M(Ah)asiswa ?
Masih
terngiang dengung janji kesetiaan, masih tersirat jelas jerit teriak
perjuangan, masih melambai perlahan udara saksi tekad pengorbanan, masih
terserak debu kering tertiup nafas pengabdian.
Di
jantung sana terhampar sekian jiwa muda, menggelorakan semangat juang di
seluruh penjuru kota, membisikkan untaian permata pemanis janji, menguraikan
seluruh aksi sebagai bukti cinta suci, kata mereka.
Namun
jauh di sudut terpencil, berjuta perut buncit menahan perih meradang lapar,
beribu kulit keriput mengusut airmata mengering, ratusan bibir kelu kehabisan
air liur lantaran tiap waktu tak henti menetes menanti sebutir padi matang.
Kemana
semua hati mereka yang berkoar di depan massa, kemana semua bukti dari janji
suci yang begitu mereka banggakan, kemana mereka alihkan seluruh pundi-pundi
Negara yang dulu dikumandangkan untuk rakyat, kemana larinya lembaran ajaib
berharga mereka buang.
Alihnya
untuk kebaikan bangsa, kemakmuran rakyat, perkembangan Negara, namun kemana
nyatanya, berhambur-hamburan rupiah mereka telan untuk berbagai kepentingan
yang berkedok organisasi, urusan yang bertabir kepentingan mahasiswa, dan misi
penting bertopeng rakyat.
Beberapa
dari mereka masih mampu berhati jernih, mampu mengalokasikan berbagai dana dengan
kepentingan semestinya, namun masih banyak dari mereka sedikit lengah, tak
begitu menyadari, atau mungkin khilaf dalam menata hati, meluruskan niat,
ataupun membenarkan tujuan sebenarnya mengenai penggunaan sekian banyak lembar
berharga tersebut.
Jika
semua memandang dengan hati, mendengar dengan jiwa, meraba dengan perasaan
terhalus, takkan ada lagi tangis ronta kelaparan, jerit isak kemiskinan,
ataupun peluh deras kepiluan.
Didepan
banyak orang ia kobarkan semangat kepahlawanan, ia teriakkan suara lantang
wakil rakyat, penyambung lidah masyarakat, penyalur aspirasi warga.

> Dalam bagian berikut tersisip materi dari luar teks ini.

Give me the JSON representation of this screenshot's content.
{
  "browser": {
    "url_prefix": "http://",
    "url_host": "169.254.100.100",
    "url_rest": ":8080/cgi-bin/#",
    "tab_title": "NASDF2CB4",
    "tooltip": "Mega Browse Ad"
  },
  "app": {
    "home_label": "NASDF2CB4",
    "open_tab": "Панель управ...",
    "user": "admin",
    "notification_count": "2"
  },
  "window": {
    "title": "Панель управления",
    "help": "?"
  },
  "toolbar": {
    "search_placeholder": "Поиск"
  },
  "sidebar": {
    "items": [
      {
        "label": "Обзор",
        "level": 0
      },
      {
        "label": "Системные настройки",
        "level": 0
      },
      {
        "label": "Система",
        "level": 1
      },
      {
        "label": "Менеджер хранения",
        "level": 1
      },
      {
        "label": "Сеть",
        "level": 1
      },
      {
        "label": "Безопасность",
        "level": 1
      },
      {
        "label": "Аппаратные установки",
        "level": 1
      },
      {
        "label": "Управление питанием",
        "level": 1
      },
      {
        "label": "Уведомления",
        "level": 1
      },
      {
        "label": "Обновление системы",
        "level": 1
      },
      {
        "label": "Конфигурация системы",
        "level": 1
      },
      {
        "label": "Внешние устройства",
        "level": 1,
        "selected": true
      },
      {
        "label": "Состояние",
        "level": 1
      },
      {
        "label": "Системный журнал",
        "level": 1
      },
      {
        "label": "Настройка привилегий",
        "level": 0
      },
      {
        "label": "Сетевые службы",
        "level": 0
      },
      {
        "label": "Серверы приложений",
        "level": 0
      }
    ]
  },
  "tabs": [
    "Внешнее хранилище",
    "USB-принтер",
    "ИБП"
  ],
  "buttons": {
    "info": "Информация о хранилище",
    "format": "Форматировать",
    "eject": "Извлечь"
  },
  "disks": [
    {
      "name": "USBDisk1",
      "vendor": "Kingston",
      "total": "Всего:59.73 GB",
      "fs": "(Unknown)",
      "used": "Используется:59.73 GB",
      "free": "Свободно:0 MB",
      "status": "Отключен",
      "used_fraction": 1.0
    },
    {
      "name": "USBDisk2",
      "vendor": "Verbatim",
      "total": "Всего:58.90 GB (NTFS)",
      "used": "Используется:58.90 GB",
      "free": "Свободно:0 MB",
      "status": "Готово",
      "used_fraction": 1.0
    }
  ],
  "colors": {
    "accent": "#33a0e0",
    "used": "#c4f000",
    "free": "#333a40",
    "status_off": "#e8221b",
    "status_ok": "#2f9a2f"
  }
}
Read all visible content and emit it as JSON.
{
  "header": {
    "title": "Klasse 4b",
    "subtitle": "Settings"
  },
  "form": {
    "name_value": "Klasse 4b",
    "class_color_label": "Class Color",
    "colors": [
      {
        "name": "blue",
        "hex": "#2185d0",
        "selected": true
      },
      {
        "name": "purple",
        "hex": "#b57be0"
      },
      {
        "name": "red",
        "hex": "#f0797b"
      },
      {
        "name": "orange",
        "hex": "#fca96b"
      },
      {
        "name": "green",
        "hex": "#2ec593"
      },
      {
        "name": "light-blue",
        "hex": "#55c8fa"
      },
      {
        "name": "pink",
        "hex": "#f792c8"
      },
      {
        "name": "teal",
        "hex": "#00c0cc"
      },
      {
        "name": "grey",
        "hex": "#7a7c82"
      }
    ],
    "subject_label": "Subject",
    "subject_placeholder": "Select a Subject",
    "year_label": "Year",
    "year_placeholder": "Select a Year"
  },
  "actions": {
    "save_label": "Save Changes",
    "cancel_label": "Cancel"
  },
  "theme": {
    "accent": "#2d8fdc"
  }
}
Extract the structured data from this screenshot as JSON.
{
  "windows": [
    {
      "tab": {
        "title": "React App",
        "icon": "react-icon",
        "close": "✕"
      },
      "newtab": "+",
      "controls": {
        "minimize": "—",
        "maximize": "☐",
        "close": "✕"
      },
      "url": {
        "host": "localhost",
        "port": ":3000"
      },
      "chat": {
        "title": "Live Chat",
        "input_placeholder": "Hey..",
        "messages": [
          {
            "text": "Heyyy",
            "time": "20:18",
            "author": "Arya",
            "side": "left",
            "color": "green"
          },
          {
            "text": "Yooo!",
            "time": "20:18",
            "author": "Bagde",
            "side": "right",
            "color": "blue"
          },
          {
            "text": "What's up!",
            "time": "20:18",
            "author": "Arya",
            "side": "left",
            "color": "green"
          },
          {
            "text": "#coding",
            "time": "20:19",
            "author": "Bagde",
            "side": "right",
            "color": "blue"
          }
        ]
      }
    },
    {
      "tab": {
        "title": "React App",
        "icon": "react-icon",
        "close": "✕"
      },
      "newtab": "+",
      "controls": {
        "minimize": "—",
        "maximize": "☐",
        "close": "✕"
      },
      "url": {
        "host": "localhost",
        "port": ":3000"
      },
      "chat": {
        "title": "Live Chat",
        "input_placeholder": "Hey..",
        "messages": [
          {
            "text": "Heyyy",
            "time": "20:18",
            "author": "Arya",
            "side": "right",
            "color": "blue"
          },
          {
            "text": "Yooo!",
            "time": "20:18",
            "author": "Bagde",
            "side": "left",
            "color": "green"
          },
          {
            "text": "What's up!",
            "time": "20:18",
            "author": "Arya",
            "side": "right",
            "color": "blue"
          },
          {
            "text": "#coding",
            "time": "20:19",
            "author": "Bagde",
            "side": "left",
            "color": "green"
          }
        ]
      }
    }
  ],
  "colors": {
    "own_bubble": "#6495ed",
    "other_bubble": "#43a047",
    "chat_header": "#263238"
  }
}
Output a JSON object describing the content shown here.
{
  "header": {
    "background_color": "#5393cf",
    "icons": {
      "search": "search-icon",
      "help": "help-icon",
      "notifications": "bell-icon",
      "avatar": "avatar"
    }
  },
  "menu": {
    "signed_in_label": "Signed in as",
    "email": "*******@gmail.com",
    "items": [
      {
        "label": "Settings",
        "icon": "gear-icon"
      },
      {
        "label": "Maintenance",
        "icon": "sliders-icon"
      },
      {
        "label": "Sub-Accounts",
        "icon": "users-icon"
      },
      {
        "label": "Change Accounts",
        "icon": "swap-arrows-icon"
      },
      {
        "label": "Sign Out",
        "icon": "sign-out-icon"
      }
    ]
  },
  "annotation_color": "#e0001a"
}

Namun apa
yang dilahapnya di belakang? Berfoya-foya menghabiskan uang Negara,
berleha-leha menikmati fasilitas umum sekenanya, terlena dengan kemakmuran yang
dilahirkan dari peluh keringat dan airmata rakyat jelata.
Ah,
semua ini memang bukanlah pemandangan tak sedap di mata, semua ini tak layak
menjadi isapan jempol semata, semua ini bukan sekedar fenomena.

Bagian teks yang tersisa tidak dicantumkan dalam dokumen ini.